No, not necessarily (Score:5, Informative)
Well with building insurance, that's not the case. You aren't really a significant risk factor. Risk is instead calculated of of things like what kind of structure it is, how far it is from the fire department, what it's used for, what it contains (that determines what they are on the hook for) etc. So when something happens, unless it was because of a previously unknown risk factor, your rates don't necessarily change. Nothing changed with regards to risk.
Insurance is really all just risk based. They take the probability of having to make a payout and the amount of said payout vs time and come up with a rate. If something changes the risk, the rate will change as well, but if not then it doesn't change. It isn't as though your one single payout is of any significance to their overall operation.

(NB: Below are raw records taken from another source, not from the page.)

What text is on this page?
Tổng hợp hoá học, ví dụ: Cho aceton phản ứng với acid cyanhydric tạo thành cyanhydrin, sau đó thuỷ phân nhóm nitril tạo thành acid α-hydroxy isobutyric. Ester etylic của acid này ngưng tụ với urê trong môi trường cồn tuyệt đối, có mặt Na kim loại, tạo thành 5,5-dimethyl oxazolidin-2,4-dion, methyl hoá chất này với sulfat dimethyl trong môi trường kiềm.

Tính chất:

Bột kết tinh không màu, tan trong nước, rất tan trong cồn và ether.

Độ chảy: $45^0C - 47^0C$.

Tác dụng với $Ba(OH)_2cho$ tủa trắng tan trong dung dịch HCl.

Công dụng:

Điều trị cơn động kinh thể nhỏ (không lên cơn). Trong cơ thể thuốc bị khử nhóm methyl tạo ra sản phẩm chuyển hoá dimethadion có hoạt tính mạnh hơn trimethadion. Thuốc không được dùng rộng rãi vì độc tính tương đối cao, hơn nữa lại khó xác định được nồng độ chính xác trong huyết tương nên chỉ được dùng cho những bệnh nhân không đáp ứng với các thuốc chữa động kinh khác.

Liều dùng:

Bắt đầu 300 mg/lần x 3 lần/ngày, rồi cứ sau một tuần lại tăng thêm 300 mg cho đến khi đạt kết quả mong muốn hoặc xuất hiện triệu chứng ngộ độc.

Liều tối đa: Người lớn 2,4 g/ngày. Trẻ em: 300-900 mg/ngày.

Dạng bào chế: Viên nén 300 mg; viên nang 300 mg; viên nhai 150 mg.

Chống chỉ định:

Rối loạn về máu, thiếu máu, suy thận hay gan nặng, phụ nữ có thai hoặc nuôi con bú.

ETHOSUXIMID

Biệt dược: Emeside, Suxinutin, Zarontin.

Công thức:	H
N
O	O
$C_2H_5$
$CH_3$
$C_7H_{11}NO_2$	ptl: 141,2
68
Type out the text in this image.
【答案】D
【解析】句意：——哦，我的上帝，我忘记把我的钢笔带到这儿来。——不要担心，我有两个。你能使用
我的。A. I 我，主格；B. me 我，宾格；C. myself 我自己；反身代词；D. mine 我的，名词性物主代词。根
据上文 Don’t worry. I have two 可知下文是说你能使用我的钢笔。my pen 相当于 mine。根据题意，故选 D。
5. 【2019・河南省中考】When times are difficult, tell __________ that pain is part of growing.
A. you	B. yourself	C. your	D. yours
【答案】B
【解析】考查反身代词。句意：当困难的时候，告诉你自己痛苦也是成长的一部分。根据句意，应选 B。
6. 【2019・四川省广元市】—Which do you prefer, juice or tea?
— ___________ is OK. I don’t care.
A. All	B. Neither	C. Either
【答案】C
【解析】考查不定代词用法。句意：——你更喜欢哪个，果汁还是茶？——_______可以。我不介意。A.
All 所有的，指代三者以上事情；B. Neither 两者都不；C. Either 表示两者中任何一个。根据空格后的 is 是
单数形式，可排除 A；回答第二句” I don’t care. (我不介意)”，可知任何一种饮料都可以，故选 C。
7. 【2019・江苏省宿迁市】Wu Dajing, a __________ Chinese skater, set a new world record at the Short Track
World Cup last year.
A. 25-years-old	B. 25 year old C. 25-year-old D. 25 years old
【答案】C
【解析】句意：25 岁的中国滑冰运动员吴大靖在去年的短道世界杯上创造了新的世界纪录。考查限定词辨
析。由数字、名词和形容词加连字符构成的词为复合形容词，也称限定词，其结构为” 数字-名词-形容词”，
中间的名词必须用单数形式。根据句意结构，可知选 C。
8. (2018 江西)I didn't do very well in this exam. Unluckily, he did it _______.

Also, the idea of "Just pay for it yourself," is extremely silly. It smacks of someone who's never owned something of any significant value. The reason behind insurance is that you CAN'T just pay for it yourself. For example I have insurance on my house. The reason is that if I lost it, I can't afford to replace it. I don't have a couple hundred grand just lying around in the bank. That's the point of insurance. You are insuring that if something happens that you can't afford, someone will pay for it. The insurance company is then, of course, that it isn't likely to happen and they get to keep the money.